6. Dramatic reduction in time to install routes in the kernel, most
notably with increasing number of legs in a multipath route. Formal data
will be presented with the nexthop commits.

7. Lower memory footprint for IPv6

While individual data structures shows a minor increase in size

                      old   new
                      ===   ===
      fib_nh_common     -    72
      IPv4
        fib_nh        104   120
        fib_info      104   128*
        rtable        160   176

      IPv6
        fib6_nh        48    96
        fib6_info     224   160*
        rt6_info      224   224

        [*] with 0 nexthops; for 1 fib{6}_nh add the respective cost

the *effective* allocation sizes for fib{6}_info have not changed.
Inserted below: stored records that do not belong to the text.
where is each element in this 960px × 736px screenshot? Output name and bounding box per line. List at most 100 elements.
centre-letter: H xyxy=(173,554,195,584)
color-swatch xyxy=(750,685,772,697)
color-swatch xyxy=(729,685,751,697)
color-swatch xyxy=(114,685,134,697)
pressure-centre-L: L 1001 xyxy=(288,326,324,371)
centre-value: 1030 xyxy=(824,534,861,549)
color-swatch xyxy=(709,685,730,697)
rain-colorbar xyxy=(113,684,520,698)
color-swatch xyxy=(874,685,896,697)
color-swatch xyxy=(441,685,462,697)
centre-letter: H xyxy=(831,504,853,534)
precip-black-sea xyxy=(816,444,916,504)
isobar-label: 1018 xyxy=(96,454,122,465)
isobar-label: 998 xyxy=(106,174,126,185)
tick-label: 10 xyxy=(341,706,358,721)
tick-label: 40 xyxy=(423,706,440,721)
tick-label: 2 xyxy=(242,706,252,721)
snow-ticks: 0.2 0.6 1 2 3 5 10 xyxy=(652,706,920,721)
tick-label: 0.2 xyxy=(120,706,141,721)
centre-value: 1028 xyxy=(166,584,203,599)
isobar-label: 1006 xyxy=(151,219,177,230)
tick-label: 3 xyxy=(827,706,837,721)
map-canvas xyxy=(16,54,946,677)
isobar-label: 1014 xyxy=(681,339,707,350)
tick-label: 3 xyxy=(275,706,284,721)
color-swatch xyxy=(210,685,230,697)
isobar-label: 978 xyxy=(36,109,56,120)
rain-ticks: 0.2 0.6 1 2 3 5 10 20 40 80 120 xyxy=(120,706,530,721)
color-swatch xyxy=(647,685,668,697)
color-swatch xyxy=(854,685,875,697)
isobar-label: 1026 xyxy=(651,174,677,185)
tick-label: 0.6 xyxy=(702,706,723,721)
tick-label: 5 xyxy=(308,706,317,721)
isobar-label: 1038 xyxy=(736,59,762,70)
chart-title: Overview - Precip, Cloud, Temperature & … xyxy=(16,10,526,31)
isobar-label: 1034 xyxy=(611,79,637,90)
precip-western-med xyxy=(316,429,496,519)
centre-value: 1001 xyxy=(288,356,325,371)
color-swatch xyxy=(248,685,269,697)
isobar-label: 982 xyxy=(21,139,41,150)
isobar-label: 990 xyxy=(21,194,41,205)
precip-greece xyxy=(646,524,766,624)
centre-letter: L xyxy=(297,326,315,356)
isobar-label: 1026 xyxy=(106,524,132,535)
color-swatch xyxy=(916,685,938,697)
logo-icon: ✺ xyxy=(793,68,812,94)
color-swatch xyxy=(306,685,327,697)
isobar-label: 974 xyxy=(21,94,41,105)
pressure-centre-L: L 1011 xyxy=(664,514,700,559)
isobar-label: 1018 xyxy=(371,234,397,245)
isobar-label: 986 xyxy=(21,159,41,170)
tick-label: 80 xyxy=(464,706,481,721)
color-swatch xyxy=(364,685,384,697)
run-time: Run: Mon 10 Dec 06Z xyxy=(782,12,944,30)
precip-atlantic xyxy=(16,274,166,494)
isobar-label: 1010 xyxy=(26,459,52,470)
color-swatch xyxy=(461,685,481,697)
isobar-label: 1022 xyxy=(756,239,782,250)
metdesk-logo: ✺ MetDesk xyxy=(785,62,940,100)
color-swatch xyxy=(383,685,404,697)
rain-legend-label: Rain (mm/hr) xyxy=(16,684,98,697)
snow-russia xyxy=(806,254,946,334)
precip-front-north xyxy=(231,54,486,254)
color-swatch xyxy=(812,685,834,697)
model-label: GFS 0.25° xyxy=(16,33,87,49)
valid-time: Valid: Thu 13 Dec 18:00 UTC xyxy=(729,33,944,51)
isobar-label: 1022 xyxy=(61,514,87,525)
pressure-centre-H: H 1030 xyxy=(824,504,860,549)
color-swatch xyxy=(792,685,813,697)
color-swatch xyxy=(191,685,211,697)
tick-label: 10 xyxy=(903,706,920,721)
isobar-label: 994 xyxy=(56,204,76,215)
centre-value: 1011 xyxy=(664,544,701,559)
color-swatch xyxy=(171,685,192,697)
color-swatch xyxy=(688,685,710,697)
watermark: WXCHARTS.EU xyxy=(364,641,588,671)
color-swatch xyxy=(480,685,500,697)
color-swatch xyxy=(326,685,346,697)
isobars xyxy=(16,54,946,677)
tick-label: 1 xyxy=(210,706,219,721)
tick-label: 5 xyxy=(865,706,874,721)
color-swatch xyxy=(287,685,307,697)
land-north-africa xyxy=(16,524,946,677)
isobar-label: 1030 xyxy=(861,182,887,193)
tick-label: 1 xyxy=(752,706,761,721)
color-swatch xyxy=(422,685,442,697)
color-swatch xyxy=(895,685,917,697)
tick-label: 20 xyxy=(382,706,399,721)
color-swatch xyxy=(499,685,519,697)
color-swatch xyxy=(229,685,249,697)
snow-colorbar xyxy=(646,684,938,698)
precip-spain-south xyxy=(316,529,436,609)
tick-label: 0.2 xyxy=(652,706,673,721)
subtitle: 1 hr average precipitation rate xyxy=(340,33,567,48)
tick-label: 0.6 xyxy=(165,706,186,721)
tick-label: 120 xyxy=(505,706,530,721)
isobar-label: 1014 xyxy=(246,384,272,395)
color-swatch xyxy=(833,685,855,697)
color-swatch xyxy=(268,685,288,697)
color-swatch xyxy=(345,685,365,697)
The
data structure increase is due to a combination of factors: nexthop
reference and list_head tracking of fib entries along with IPv6 address
in IPv4 structures.

While IPv4 has consolidated similar nexthop data into single fib_info
instances that are referenced by multiple fib entries, IPv6 does not.
For IPv6 the nexthop data is repeated for each route. This means with
nexthop objects the memory overhead of IPv6 fib entries drop
significantly - especially with multipath routes.

8 Future extensions
I believe thee code is setup to allow a future extension where apps can
pass a flag that effectively says "I understand nexthop objects - don't
expand them in the route dump" and for a sysctl knob for notifiers to do
the same once all apps running in the control plane are known to
understand nexthop objects. Together this means less data going from
kernel to userspace and less processing by userspace.

Examples
========
1. Single path
    $ ip nexthop add id 1 via 10.99.1.2 dev veth1
    $ ip route add 10.1.1.0/24 nhid 1

    $ ip next ls
    id 1 via 10.99.1.2 src 10.99.1.1 dev veth1 scope link

    $ ip ro ls
    10.1.1.0/24 nhid 1 scope link
    ...

2. ECMP
    $ ip nexthop add id 2 via 10.99.3.2 dev veth3
    $ ip nexthop add id 1001 group 1/2
      --> creates a nexthop group with 2 component nexthops:
          id 1 and id 2 both the same weight

    $ ip route add 10.1.2.0/24 nhid 1001

    $ ip next ls
    id 1 via 10.99.1.2 src 10.99.1.1 dev veth1 scope link
    id 2 via 10.99.3.2 src 10.99.3.1 dev veth3 scope link
    id 1001 group 1/2

    $ ip ro ls
    10.1.1.0/24 nhid 1 scope link
    10.1.2.0/24 nhid 1001 scope link
    ...

3. Weighted multipath
    $ ip nexthop add id 1002 group 1,10/2,20
      --> creates a nexthop group with 2 component nexthops:
          id 1 with a weight of 10 and id 2 with a weight of 20

    $ ip route add 10.1.3.0/24 nhid 1002

    $  ip next ls
    id 1 via 10.99.1.2 src 10.99.1.1 dev veth1 scope link
    id 2 via 10.99.3.2 src 10.99.3.1 dev veth3 scope link
    id 1001 group 1/2
    id 1002 group 1,10/2,20

    $ ip ro ls
    10.1.1.0/24 nhid 1 scope link
    10.1.2.0/24 nhid 1001 scope link
    10.1.3.0/24 nhid 1002 scope link
    ...

Acknowledgements
- test writers - especially Stefano Brivio. The pmtu script has been
invaluable in verifying changes to the exception code (and it exposed a
few other bugs).

- kbuild robot for catching compile errors through the maze of config
options and Dan Carpenter's tools for catching a NULL vs IS_ERR check


v2
- a few changes to the uapi - most notably, the requirement to have a v4
or v6 version of all single nexthops. A group is done as AF_UNSPEC, but
individual nexthops must be AF_INET or AF_INET6. This is forced by the
cached (per cpu) routes and exceptions, and the expectation in too many
places that a fib{6}_nh exists.

- backwards compatibility - route notifications changed to include
nexthop data such that legacy apps are not impacted. This drove much of
the refactoring towards a fib_nh_common but that also enabled the IPv6
gateways with IPv4 routes with trivial additional changes.